И удивительного мужества был человек. Плохо видел уже, все равно работал, как молодой артист, всегда были у него новые идеи, большие планы. Всегда он ходил на премьеры, всем интересовался. Иногда он был злой зритель, по-хорошему, по-умному злой, и до последнего дня не мог жить вне театра. Уж совсем себя плохо чувствовал, но всегда приходил к нам на Таганку поглядеть, что у нас нового.
И вот это, как бы точнее сказать, любопытство к своему цеху — это ведь великое качество! Это все одна цепочка... Она была совершенно зрима. Николай Робертович нес от Гоголя свою цепочку и потому умел ценить слово. Гарин от него брал любовь к писательскому, к сценическому слову. Нельзя, чтобы она умерла, она должна жить дальше...
М. Вольпин:
А могли бы вы представить такого артиста, как Гарин, в своей труппе?
Ю. Любимов:
Обязательно! Эраст Павлович даже мне как-то сказал: «Может, мы чего-нибудь сделаем?» Он хотел что-нибудь поставить у нас в театре. А потом, знаете, как-то сказал: «А впрочем, у вас, Юра, ставить мне не надо, вы сами поставите...» Нужно быть мужественным человеком, чтобы так сказать. Ну, получилась у меня похвальба, зачеркните это.
М. Вольпин:
Нет, не надо зачеркивать. Это ценное свидетельство.
Ю. Любимов:
Гарин был очень талантливый человек: ведь работать в такой манере, которую он избрал, нашей школе русской не свойственно, это, скорее, чаплинская школа — школа актерской маски. Чаплин создал бессмертную маску. У нас пробовал создать маску Ильинский — «Закройщик из Торжка», «Праздник Святого Йоргена» — помните, он имел огромный успех. Именно тогда он создал маску. Но потом от нее отказался. Жалко, что он перестал эту маску разрабатывать — он мог бы достигнуть больших результатов.

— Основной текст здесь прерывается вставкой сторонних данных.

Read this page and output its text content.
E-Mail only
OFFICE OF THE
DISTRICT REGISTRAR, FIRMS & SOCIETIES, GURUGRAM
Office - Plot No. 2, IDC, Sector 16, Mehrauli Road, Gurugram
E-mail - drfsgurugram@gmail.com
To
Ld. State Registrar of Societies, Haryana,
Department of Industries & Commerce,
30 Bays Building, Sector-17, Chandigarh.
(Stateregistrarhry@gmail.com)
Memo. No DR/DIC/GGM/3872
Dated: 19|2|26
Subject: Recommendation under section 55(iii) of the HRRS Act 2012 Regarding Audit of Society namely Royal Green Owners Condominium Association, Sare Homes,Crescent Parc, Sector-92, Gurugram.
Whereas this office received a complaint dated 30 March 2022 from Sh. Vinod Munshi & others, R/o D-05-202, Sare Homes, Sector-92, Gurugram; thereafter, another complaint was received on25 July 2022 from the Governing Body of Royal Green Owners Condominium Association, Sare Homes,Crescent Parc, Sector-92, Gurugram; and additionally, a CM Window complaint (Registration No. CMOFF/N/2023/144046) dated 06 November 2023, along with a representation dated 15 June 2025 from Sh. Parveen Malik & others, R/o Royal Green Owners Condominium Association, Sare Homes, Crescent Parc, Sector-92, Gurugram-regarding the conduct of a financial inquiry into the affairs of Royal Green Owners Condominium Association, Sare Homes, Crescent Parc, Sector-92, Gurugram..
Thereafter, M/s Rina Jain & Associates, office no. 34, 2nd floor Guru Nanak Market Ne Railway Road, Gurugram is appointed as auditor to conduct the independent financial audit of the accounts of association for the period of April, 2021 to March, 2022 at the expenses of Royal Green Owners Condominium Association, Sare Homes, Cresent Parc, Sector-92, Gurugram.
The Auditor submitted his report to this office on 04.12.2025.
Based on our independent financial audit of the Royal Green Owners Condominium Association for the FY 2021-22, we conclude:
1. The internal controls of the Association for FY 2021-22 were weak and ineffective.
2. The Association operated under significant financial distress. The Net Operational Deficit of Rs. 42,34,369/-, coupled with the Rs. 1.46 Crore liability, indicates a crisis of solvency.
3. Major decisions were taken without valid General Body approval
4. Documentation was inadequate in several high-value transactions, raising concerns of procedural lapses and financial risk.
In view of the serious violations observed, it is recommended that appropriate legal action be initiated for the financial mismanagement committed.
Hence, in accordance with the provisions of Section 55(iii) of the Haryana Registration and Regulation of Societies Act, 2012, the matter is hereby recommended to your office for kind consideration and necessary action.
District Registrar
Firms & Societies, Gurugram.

А Гарин пошел дальше Ильинского. Но соответствующих не было сценариев, у нас это как-то не очень поощряется, у нас одна есть школа — Станиславского, других не бывает... Даже некоторые наши корифеи иногда не в состоянии были отличить маску, это высшее достижение актерского искусства, от штампа. Михаил Михайлович Тарханов, помнится, говорил: Станиславский учил нас избегать штампов. А вот у Чаплина — один штамп, а как прожил! Ай-ай-ай! А ежели у меня три штампа, то я буду жить-то ого-го как!
М. Вольпин:
Штамп и маска — это разные вещи. Маска — это такое лицо актера, который себя не меняет, а играет в этом что угодно. Думаю, что Гарин, сохраняя вот эту свою манеру говорить, также любя слово, очень широкий диапазон ролей мог бы сыграть у режиссера, который его бы с этой стороны использовал.
Ю. Любимов:
Он недооцененный актер. Он великий артист. Такого второго артиста, как Гарин, нет и не будет...
Эраст Гарин и Николай Эрдман (Беседа М. Вольпина с Ю. Любимовым) Записал А. Хржановский // Ученик чародея: Книга об Эрасте Гарине / Сост., подгот. текст., коммент. А. Ю. Хржановского. М.: Издательский дом «Искусство», 2004.